Yes: this is another post on how to read your Bible. And as a brief exposition on why I'm not letting this topic go, it's because I am frankly tired of people tossing off the glib objection, "but how do you know? All those denominations out there – which one of them has the right reading?"
We have about 5000 readers a day at TeamPyro (when Dan and Phil are posting, anyway; when I post, the numbers fall off because, obviously, I'm just a reactionary Baptist), and when any of us post here, that means 5000 different people read the post. And let's face it: we have a problem with people failing to engage what we write here all the time. It's frustrating. People see their pet peeves in one sentence, and suddenly the post is not about what it's about, but about what this person has made his life's work to confute.

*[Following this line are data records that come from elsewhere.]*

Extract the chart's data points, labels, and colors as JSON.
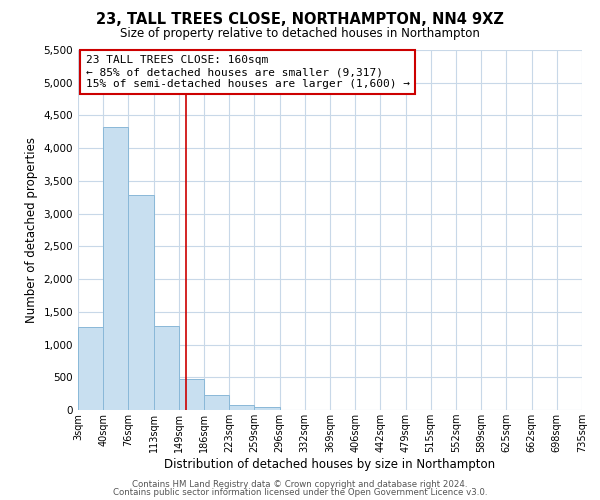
{
  "title": "23, TALL TREES CLOSE, NORTHAMPTON, NN4 9XZ",
  "subtitle": "Size of property relative to detached houses in Northampton",
  "xlabel": "Distribution of detached houses by size in Northampton",
  "ylabel": "Number of detached properties",
  "bar_color": "#c8dff0",
  "bar_edge_color": "#8ab8d8",
  "background_color": "#ffffff",
  "grid_color": "#c8d8e8",
  "marker_line_color": "#cc0000",
  "marker_value": 160,
  "bin_edges": [
    3,
    40,
    76,
    113,
    149,
    186,
    223,
    259,
    296,
    332,
    369,
    406,
    442,
    479,
    515,
    552,
    589,
    625,
    662,
    698,
    735
  ],
  "bar_heights": [
    1270,
    4330,
    3290,
    1280,
    480,
    230,
    80,
    40,
    0,
    0,
    0,
    0,
    0,
    0,
    0,
    0,
    0,
    0,
    0,
    0
  ],
  "ylim": [
    0,
    5500
  ],
  "yticks": [
    0,
    500,
    1000,
    1500,
    2000,
    2500,
    3000,
    3500,
    4000,
    4500,
    5000,
    5500
  ],
  "annotation_text": "23 TALL TREES CLOSE: 160sqm\n← 85% of detached houses are smaller (9,317)\n15% of semi-detached houses are larger (1,600) →",
  "footer_line1": "Contains HM Land Registry data © Crown copyright and database right 2024.",
  "footer_line2": "Contains public sector information licensed under the Open Government Licence v3.0.",
  "tick_labels": [
    "3sqm",
    "40sqm",
    "76sqm",
    "113sqm",
    "149sqm",
    "186sqm",
    "223sqm",
    "259sqm",
    "296sqm",
    "332sqm",
    "369sqm",
    "406sqm",
    "442sqm",
    "479sqm",
    "515sqm",
    "552sqm",
    "589sqm",
    "625sqm",
    "662sqm",
    "698sqm",
    "735sqm"
  ]
}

As another example, we were sitting in church in the last couple of weeks, and my son was sitting next to me (because my kids attend their age Sunday school, but they come to worship as if it matters) as my pastor was preaching on the doctrine of salvation. (Because we have a pastor at my church, fwiw, and not a motivational speaker) Well, Tad was on about why salvation implies a need for being saved, and he was completely on about this passage:
But now the righteousness of God has been manifested apart from the law, although the Law and the Prophets bear witness to it -- the righteousness of God through faith in Jesus Christ for all who believe. For there is no distinction: for all have sinned and fall short of the glory of God, and are justified by his grace as a gift, through the redemption that is in Christ Jesus, whom God put forward as a propitiation by his blood, to be received by faith. This was to show God's righteousness, because in his divine forbearance he had passed over former sins. It was to show his righteousness at the present time, so that he might be just and the justifier of the one who has faith in Jesus. [Rom 3]And my son whispered to me as Tad read that passage, "Daddy, I know that verse."
Listen: it is important to memorize Scripture, and it is important for children to memorize Scripture because they must have a foothold in God's word which is the foundation of the way they perceive the whole world. But when my son said that, I was certain that he wasn't the only one in the service who was thinking that – because that's how many adults perceive Scripture: as maxims of wisdom which are not connected except that they are all bound together with cotton stitches in their Bible.
I mention that because unless we understand the real, literary connections of the 66 books of the Bible, we don't really understand the Bible – and almost every single error one can make in interpreting or paraphrasing the Bible is founded in misconstruing how one passage fits into the book it appears in, and then in the whole canon of Scripture together.
We touched on that last time, but how do you find these connections? Is there a way to do that?
Well, of course there is. Let's look at Romans 3 to flesh that out. Paul has made (in the part I have quoted) the clear affirmation that we're all sinners, and that Christ redeems sinners – but so what? How do we know what Paul meant by that?
The really sharp among you will say, "well, cent, it's because he spent the previous 2-1/2 chapters (as we reckon chapters) telling us how no man has any excuse because each man knows enough about God to know His invisible attributes." And that's fine – that's actually a good answer. I'm glad to see you are reading Romans that well.
But let me suggest something: Paul makes a far move vivid point in Romans 3 by referencing Psalms 14:1-3; 53:1-3; Eccles. 7:20, Psalm 5:9, Psalm 140:3, Psalm 10:7, Isaiah 59:7,8 and Psalm 36:1. You never ran all those down before, did you? Most people haven't, so don't feel like you’re some kind of outcast for not reading your center column reference. But let's look at only a couple of these to see what Paul is getting at.
For example, he cites Psa 14 – but why? Is it because there's a kernel of wisdom there and, like some motivational speaker, he can find some snippet of God's nice turns of phrase to underscore his point? Or is it because Paul's point here is that there is nothing new about the plight of man, and in that there is nothing new about God's plan of salvation. See: the point in Psa 14 is that certainly all the people God sees are sinful, but that psalm closes by affirming that God saves in spite of men's sinful foolishness.
And again, Paul cites Psa 140 to underscore the wickedness of men's mouths – but he cites Psa 140 because it says that God delivers men from that kind of wickedness. His point in connecting his theological statement in a letter to the Romans to the book of Psalms is that the Bible is telling one particular story about God's work through all of time.
This view of Scripture shuts the mouth of any man-centeredness. It is in this way we can see the systematic and unified aspect of Scripture which drives us away from our errors if we are willing to receive what is there.
It is in this way that Scripture explains itself – but this view of what is happening in Scripture requires that one connect all the dots. It requires one to have a larger picture of each book, and all the books, of Scripture than one can get buy reading a verse a day.
I'm sure you have some questions; please feel free to ask them in the meta.